TEMPO.CO, Jakarta - Presidium Koalisi Aksi Menyelamatkan Indonesia (KAMI) Jenderal TNI (Purn) Gatot Nurmantyo dan Din Syamsuddin ditolak polisi saat hendak menengok sejumlah rekannya yang ditahan di Bareskrim Polri.
Keduanya tiba sejak sekitar pukul 12.00 WIB. Namun, setelah satu jam berlalu, keduanya menyatakan permohonan izin mereka ditolak.
"Ya gini, kami kan bertamu meminta izin untuk menengok. Kami menunggu sampai ada jawaban. Ya terima kasih, engga ada masalah," ujar Gatot pada Kamis, 15 Oktober 2020.

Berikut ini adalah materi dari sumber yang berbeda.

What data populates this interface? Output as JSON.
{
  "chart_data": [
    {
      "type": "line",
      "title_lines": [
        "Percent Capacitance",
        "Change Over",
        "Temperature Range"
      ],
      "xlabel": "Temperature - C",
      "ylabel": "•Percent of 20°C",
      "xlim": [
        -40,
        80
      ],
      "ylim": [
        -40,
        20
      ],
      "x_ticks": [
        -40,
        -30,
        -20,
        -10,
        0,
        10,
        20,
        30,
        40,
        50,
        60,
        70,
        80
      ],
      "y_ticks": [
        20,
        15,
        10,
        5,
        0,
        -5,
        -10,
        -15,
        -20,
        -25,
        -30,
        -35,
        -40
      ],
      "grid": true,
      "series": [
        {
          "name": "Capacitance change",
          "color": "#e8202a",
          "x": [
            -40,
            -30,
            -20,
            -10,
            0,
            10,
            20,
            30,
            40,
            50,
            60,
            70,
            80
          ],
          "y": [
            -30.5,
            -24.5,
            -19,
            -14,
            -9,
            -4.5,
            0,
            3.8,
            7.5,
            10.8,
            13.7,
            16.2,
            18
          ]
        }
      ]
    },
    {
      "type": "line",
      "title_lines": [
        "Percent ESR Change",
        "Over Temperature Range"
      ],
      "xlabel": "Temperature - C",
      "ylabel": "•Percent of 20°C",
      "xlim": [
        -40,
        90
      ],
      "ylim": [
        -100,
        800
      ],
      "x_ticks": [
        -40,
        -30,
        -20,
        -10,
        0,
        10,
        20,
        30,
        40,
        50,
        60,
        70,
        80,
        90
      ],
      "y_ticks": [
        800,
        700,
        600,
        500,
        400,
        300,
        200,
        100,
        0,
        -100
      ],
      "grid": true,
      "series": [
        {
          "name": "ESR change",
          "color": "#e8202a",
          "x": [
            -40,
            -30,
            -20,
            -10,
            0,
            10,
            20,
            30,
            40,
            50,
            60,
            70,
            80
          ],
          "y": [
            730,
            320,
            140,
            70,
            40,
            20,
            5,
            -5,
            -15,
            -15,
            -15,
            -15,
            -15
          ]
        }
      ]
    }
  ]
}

Namun, Gatot tak mengetahui alasan polisi melarangnya menjenguk para petinggi KAMI. "Engga tahu, ya pokoknya engga dapat izin, ya enggak masalah," kata dia.
Sebelumnya, kepolisian menahan delapan orang dari KAMI di tempat dan waktu yang berbeda. Kepolisian beralasan penangkapan dilakukan lantaran melanggar Pasal 45 ayat 2 Undang-Undang RI Nomor 11 Tahun 2008 tentang Informasi dan Transaksi Elektronik (ITE) dan atau Pasal 160 KUHP tentang Penghasutan.
Dalam kasus ini, pihak KAMI dituding merencanakan untuk menghasut dan menyebarkan ujaran kebencian berdasar SARA melalui percakapan grup di WhatsApp. Hasutan tersebut kemudian diduga menjadi pemicu terjadinya aksi anarkis saat unjuk rasa UU Cipta Kerja berlangsung.
"Patut diduga mereka-mereka itu memberikan informasi yang menyesatkan. Kalau rekan-rekan membaca WhatsApp-nya ngeri. Pantas kalau di lapangan terjadi anarki," ucap Kepala Biro Penerangan Masyarakat Divisi Humas Mabes Polri Brigadir Jenderal Awi Setiyono.
Awi pun menyebut bahwa dari percakapan tersebut, tergambar jelas rencana yang ingin membawa aksi unjuk rasa UU Cipta Kerja berakhir ricuh.
"Mereka memang direncanakan sedemikian rupa untuk membawa ini membawa itu, melakukan pengerusakan itu ada jelas semua terpapar jelas," kata Awi.